Wodę tę można wypić, jeśli była poświęcona jako świeża, lecz jeśli brano ją z kościoła w innym dniu niż 31 lipca, to zazwyczaj kobiety obmywały sobie nią twarz, zanurzały palce ręki w tej wodzie w celu przeżegnania się czy też kropiły się nią. Nie ma w tym nic dziwnego ani magicznego, bowiem jest ona jednym z sakramentaliów. Sakramentalia zaś są znakami ustanowionymi przez Kościół, które mają na celu uświęcenie osób, rzeczy i różnych okoliczności życia ludzi wierzących. Swoją skuteczność czerpią z tajemnicy Odkupienia, dokonanego przez śmierć i zmartwychwstanie Jezusa Chrystusa. Owocne jednak korzystanie z sakramentaliów wymaga od przyjmujących je silnej wiary w moc Boga, działającego także poprzez wstawiennictwo swych świętych. Nie działają one zatem automatycznie.
Poród jest ważnym wydarzeniem w życiu kobiety. Jak pisze Włodzimierz Fijałkowski: Rodzenie jest darem. Rodzenie jest czynem. W rodzeniu dochodzi do szczytu kobiecy geniusz. Wyraża się zdolnością wydobycia czystego piękna z opornego tworzywa, jakim jest ludzkie ciało. Nic więc dziwnego, że na tak ważny dla rodzących matek czas zabiegamy o szczególną pomoc Pana Boga.

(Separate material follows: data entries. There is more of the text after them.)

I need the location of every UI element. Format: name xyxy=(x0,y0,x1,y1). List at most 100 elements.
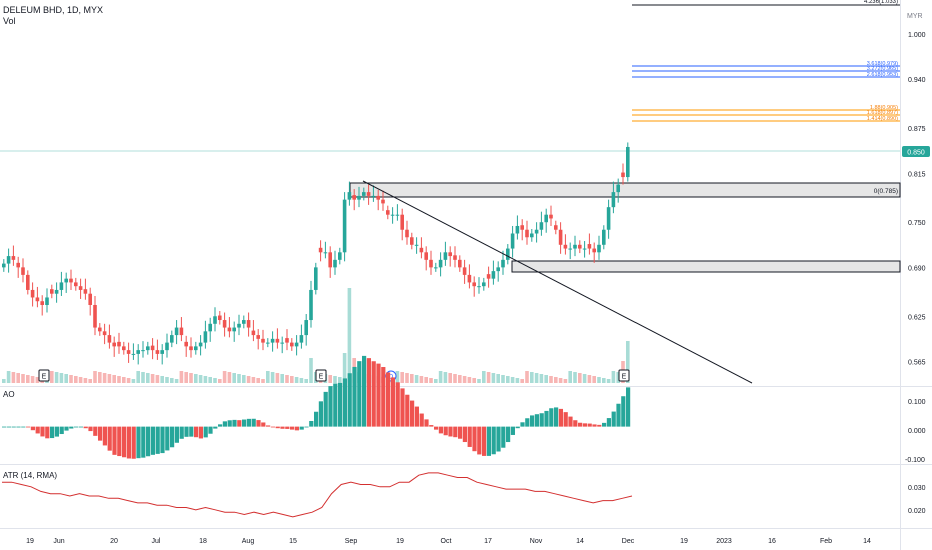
ao-bar xyxy=(21,426,26,428)
candle-body xyxy=(510,233,515,249)
ao-bar xyxy=(78,426,83,428)
earnings-marker[interactable] xyxy=(618,369,630,382)
candle-body xyxy=(506,248,510,260)
ao-bar xyxy=(357,361,362,427)
candle-body xyxy=(592,248,596,253)
volume-bar xyxy=(266,371,270,383)
volume-bar xyxy=(539,374,544,383)
volume-bar xyxy=(606,379,611,383)
volume-bar xyxy=(69,375,73,383)
atr-tick: 0.020 xyxy=(908,508,926,515)
candle-body xyxy=(189,346,193,351)
ao-bar xyxy=(410,400,415,427)
volume-bar xyxy=(530,372,534,383)
ao-bar xyxy=(213,426,218,429)
price-tick: 0.875 xyxy=(908,126,926,133)
candle-body xyxy=(376,195,380,200)
volume-bar xyxy=(112,375,116,383)
ao-bar xyxy=(506,426,511,443)
ao-bar xyxy=(626,387,631,427)
candle-body xyxy=(246,320,251,328)
volume-bar xyxy=(563,379,568,383)
candle-body xyxy=(256,335,260,339)
ao-bar xyxy=(520,422,525,427)
volume-bar xyxy=(246,376,251,383)
ao-bar xyxy=(438,426,443,434)
candle-body xyxy=(16,262,20,268)
volume-bar xyxy=(131,379,136,383)
candle-body xyxy=(496,267,500,272)
candle-body xyxy=(242,320,246,324)
ao-bar xyxy=(35,426,40,434)
candle-body xyxy=(237,323,241,328)
ao-histogram xyxy=(2,355,631,459)
ao-bar xyxy=(602,422,607,427)
candle-body xyxy=(69,278,73,283)
volume-bar xyxy=(141,372,145,383)
resistance-zone xyxy=(349,182,901,198)
ao-bar xyxy=(11,426,16,428)
ao-bar xyxy=(491,426,496,455)
candle-body xyxy=(285,338,289,343)
volume-bar xyxy=(549,376,553,383)
ao-bar xyxy=(314,411,319,427)
volume-bar xyxy=(21,374,25,383)
ao-bar xyxy=(621,396,626,427)
earnings-marker-label: E xyxy=(42,374,47,381)
volume-bar xyxy=(30,376,35,383)
ao-bar xyxy=(328,386,333,427)
trendline xyxy=(362,180,753,384)
ao-bar xyxy=(501,426,506,448)
volume-bar xyxy=(261,379,265,383)
ao-bar xyxy=(294,426,299,431)
candle-body xyxy=(616,184,620,193)
ao-bar xyxy=(371,361,376,427)
candle-body xyxy=(386,210,390,215)
volume-bar xyxy=(510,377,515,383)
ao-bar xyxy=(54,426,59,437)
candle-body xyxy=(21,267,25,275)
ao-bar xyxy=(563,412,568,427)
candle-body xyxy=(381,199,385,204)
candle-body xyxy=(213,316,217,324)
candle-body xyxy=(50,289,54,294)
price-tick: 0.625 xyxy=(908,314,926,321)
candle-body xyxy=(491,271,496,279)
ao-bar xyxy=(6,426,11,428)
candle-body xyxy=(184,341,188,347)
volume-bar xyxy=(616,372,620,383)
earnings-marker[interactable] xyxy=(315,369,327,382)
ao-bar xyxy=(275,426,280,429)
ao-bar xyxy=(122,426,127,458)
candle-body xyxy=(563,244,568,249)
volume-bar xyxy=(2,379,6,383)
earnings-marker-label: E xyxy=(622,374,627,381)
candle-body xyxy=(338,252,342,260)
candle-body xyxy=(429,259,433,268)
candle-body xyxy=(539,222,544,230)
volume-bar xyxy=(477,379,481,383)
price-tick: 0.815 xyxy=(908,171,926,178)
candle-body xyxy=(482,282,486,287)
ao-bar xyxy=(578,422,583,427)
volume-bar xyxy=(453,374,457,383)
candle-body xyxy=(390,214,395,216)
volume-bar xyxy=(93,371,97,383)
ao-bar xyxy=(443,426,448,436)
ao-bar xyxy=(496,426,501,452)
fib-label-blue: 3.618(0.979) xyxy=(867,61,898,67)
time-tick: Nov xyxy=(530,538,543,545)
ao-bar xyxy=(299,426,304,430)
candle-body xyxy=(515,225,520,234)
candle-body xyxy=(443,252,448,260)
earnings-marker[interactable] xyxy=(38,369,50,382)
ao-bar xyxy=(304,426,309,428)
candle-body xyxy=(424,252,428,260)
candle-body xyxy=(64,278,68,283)
time-tick: 16 xyxy=(768,538,776,545)
ao-bar xyxy=(554,407,559,427)
volume-bar xyxy=(78,377,83,383)
ao-bar xyxy=(453,426,458,438)
ao-bar xyxy=(462,426,467,443)
volume-bar xyxy=(424,377,428,383)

Zwyczaj poświęcenia wody świętego Ignacego był kiedyś bardzo rozpowszechniony, ale i obecnie wiele matek przychodzi, prosi Jezuickich kapłanów o specjalne błogosławieństwo i zabiera z sobą wodę świętego Ignacego. Warto więc wracać do tej praktyki, płynącej z ducha głębokiej wiary i poświęcenia Panu Bogu rodzącego się nowego życia za wstawiennictwem świętego Ignacego, który był trzynastym dzieckiem Beltrana Yaneza de Oniaz y Loyola oraz Maryny Saenz de Licona y Balda; i który już wielokrotnie okazał swoją hojność ufnie go
proszącym o wstawiennictwo podczas porodu.